Biography: Riccardo Turri

Abstract

Background: The socio-economic impact of multi-district atherosclerotic disease is elevated for frequent hospitalizations and morbidity/mortality.
Aim: Assess clinical characteristics, angiographic findings, therapeutic strategy and outcome of patients hospitalized with a concomitant diagnosis of coronary artery and carotid obstructive diseases.
Methods: We evaluated all patients hospitalized from 2006 to 2012. Revascularization strategies were hybrid (carotid stenting CAS and cardiac surgery CABG) or totally endovascular (coronary angioplasty PCI and CAS).

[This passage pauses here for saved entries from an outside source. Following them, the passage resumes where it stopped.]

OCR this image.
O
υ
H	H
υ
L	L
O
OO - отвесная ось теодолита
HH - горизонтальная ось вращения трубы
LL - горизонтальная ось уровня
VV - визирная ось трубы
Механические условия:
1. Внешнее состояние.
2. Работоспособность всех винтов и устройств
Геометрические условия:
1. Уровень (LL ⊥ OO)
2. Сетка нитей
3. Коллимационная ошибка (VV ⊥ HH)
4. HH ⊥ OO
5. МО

Results: 107 patients were enrolled, 42.1% were hospitalized for carotid obstructive disease (groupA), and 57.9% for coronary artery disease (groupB). Patients were treated with PCI and staged CAS in 28% of cases (15.6% in groupA, 37.1% in groupB), with CAS and staged PCI in 21.5% of cases (46.7% in groupA, 3.2% in groupB), with CAS and simultaneous CABG in 39.3% of cases (24.4% in groupA, 50% in groupB) and with PCI and simultaneous CAS in 11.2% of cases (13.3% in groupA, 9.7% in groupB). 30-days results: Mortality 0%, major/minor stroke 3.7% (2.2% in groupA, 4.8% in groupB), myocardial infarction 2.8% (0% in groupA, 4.8% in groupB), major bleeding 5.6% (2.2% in groupA, 8.1% in groupB). Major bleeding affected only patients with acute symptoms and 11.9% of patients following CABG. Follow-up results: Cardiovascular mortality 4.7% (2.2% in groupA, 6.5% in groupB), all-cause mortality 2.8% (4.4% in groupA, 1.6% in groupB), stroke 0.9% (2.2% in groupA, 0% in groupB), myocardial infarction 2.8% (4.4% in groupA, 1.6% in groupB). The only predictor of mortality at follow-up was the in-hospital stroke (HR 7.6 for all-cause mortality, 16.5 for cardiovascular mortality).
Conclusions: Patients with concomitant coronary artery disease and carotid obstructive disease were treated with a high procedural success, following a hybrid or totally endovascular revascularization. Patients hospitalized in an acute setting have more strokes and bleedings at 30 days; these patients need therefore most careful assessment and treatment.